翌朝になっても部屋の状況は変わっていなかった。


壁一面に描かれた文字は消えていない。幻だったらどんなに良かったことか。


隣にいたはずのソフィーの姿は見えないが、早起きだから外にでも出ているのだろう。探そうと思って立ち上がる。


「うぅ…………ここは?」


床で寝かせていたマルガレーテが目を覚ましたようだ。


ソフィーの居場所は気になるが、フィネを撃退したので危険はないだろう。それより、昨日から意識を失っていたマルガレーテに状況を説明する方が先だな。

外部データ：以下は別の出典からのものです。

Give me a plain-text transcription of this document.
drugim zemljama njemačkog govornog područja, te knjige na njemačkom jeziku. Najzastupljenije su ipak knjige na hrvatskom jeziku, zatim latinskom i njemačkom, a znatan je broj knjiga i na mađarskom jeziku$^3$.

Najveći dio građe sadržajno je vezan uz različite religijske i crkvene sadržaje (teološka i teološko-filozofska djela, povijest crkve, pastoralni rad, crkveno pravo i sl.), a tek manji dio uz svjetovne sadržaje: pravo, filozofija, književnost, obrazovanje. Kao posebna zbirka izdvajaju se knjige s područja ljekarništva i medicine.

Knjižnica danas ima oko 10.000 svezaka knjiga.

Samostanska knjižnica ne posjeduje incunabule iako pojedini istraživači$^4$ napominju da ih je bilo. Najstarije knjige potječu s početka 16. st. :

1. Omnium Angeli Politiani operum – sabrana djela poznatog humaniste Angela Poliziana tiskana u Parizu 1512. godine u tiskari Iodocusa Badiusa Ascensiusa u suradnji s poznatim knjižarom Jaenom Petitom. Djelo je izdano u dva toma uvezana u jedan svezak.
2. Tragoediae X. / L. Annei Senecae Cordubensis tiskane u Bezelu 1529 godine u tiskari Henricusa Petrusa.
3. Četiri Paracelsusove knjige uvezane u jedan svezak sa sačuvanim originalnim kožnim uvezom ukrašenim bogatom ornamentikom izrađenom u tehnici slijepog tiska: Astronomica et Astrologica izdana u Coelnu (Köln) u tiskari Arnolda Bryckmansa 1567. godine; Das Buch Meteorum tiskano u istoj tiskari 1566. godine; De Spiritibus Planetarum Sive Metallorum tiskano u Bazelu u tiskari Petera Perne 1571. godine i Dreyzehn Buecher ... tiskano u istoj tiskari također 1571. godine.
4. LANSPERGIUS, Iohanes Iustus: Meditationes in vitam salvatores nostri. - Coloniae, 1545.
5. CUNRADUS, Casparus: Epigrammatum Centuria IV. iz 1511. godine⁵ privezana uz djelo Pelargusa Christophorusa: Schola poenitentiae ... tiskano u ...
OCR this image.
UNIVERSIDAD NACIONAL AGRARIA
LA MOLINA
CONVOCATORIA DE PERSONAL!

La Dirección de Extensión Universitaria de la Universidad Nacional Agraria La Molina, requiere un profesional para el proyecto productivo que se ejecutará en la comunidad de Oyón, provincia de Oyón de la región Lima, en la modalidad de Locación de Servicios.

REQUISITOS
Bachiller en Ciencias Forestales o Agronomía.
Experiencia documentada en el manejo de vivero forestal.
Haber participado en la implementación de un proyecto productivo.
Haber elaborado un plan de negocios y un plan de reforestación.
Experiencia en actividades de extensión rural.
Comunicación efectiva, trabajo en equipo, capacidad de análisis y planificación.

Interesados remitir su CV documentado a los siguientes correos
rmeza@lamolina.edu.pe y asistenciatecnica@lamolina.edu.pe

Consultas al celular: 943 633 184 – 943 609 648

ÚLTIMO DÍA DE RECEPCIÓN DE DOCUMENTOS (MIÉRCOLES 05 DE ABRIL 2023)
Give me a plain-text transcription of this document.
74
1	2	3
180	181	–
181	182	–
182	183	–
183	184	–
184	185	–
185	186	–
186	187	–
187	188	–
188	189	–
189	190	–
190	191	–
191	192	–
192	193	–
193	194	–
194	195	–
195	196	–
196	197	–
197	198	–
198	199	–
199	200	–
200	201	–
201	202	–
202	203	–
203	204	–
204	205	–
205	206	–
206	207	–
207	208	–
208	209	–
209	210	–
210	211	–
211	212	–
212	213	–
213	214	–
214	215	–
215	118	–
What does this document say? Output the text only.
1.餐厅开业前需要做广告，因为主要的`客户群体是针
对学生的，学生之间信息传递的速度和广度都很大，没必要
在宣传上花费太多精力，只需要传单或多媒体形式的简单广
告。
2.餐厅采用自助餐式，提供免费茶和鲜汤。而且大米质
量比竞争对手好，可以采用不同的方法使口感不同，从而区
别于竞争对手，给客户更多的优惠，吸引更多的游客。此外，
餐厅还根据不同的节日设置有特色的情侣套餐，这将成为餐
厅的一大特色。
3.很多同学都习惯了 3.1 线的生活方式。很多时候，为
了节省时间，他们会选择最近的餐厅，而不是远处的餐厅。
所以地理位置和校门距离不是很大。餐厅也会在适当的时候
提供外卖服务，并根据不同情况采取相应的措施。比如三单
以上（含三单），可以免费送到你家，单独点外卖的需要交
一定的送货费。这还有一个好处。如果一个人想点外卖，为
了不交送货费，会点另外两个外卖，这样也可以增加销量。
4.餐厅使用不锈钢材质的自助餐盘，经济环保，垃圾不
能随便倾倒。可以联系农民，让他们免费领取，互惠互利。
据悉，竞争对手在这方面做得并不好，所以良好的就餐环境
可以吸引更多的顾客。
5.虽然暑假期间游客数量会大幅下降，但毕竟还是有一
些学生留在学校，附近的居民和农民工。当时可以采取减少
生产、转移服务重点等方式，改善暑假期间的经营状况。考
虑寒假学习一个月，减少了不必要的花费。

「ダンジョンマスターのフィネを撃退した後、解放した村に入って一晩を明かした」


俺の説明を聞きながら、部屋を観察していたマルガレーテが口を開く。


「状況は理解したが……部屋中にラルスの名前が書かれているようだ。これは何なんだ?」


そんなの俺が知りたいッ!


体を失って精神を取り込まれてなお、フィネは俺に執着している理由がな!

しかもシェムハザは愛しい旦那様の恋敵として俺を狙っているし。

どうやら、これからも狙われ続ける日々が続くのは間違いない。


幸いなことに、フィネはヤンのダンジョンマスターだ。やることが多いらしく、向こうからやってくることはない。その点だけが救いだった。


「魔物の行動原理なんて常人じゃ理解できない」

「そうだな」

「よって、この場の説明なんて不可能だ」

「…………ラルスは大変なんだな」


なぜかマルガレーテに笑われてしまった。


人の不幸を楽しみやがって。


「冒険者に逃げられたギルド長よりマシだけどな」


言い返してやると、マルガレーテは驚いた顔をしてから大声で笑った。


「あはは! 確かに! 冒険者がいないギルド長なんて、お飾りですらないからな!」


何かのツボにハマったらしく笑い続けている。

対応に困っているとソフィーが帰ってきた。


「目が覚めたんですね」

「ああ、ソフィーも生き残っていたのか」


目に浮かんだ涙を拭いながら、マルガレーテが立ち上がった。


「もちろんです。ラルスさんを置いて死にませんから」


なぜか分からんが、ソフィーは冷たく言い放った。

笑い続けていたマルガレーテも真剣な顔になる。それほどの圧があったのだ。


「そりゃぁ……なんというか……ラルス、頑張れ」


なぜ俺を哀れんだような目で見るんだよ。

文句を言おうとしたが、ソフィーの方が先に話しかけてきた。


「村を一通り調査してみましたが、何もありませんでした。魔物もいませんが、人間も姿を消しています。どうします?」


フィネが絡んでいるなら生き残りなんているわけがない。まぁ、妥当な結果だろう。

現場にまで依頼人が同行しているのだ。俺なら撤退するなと思いながら、マルガレーテの判断を待つことにした。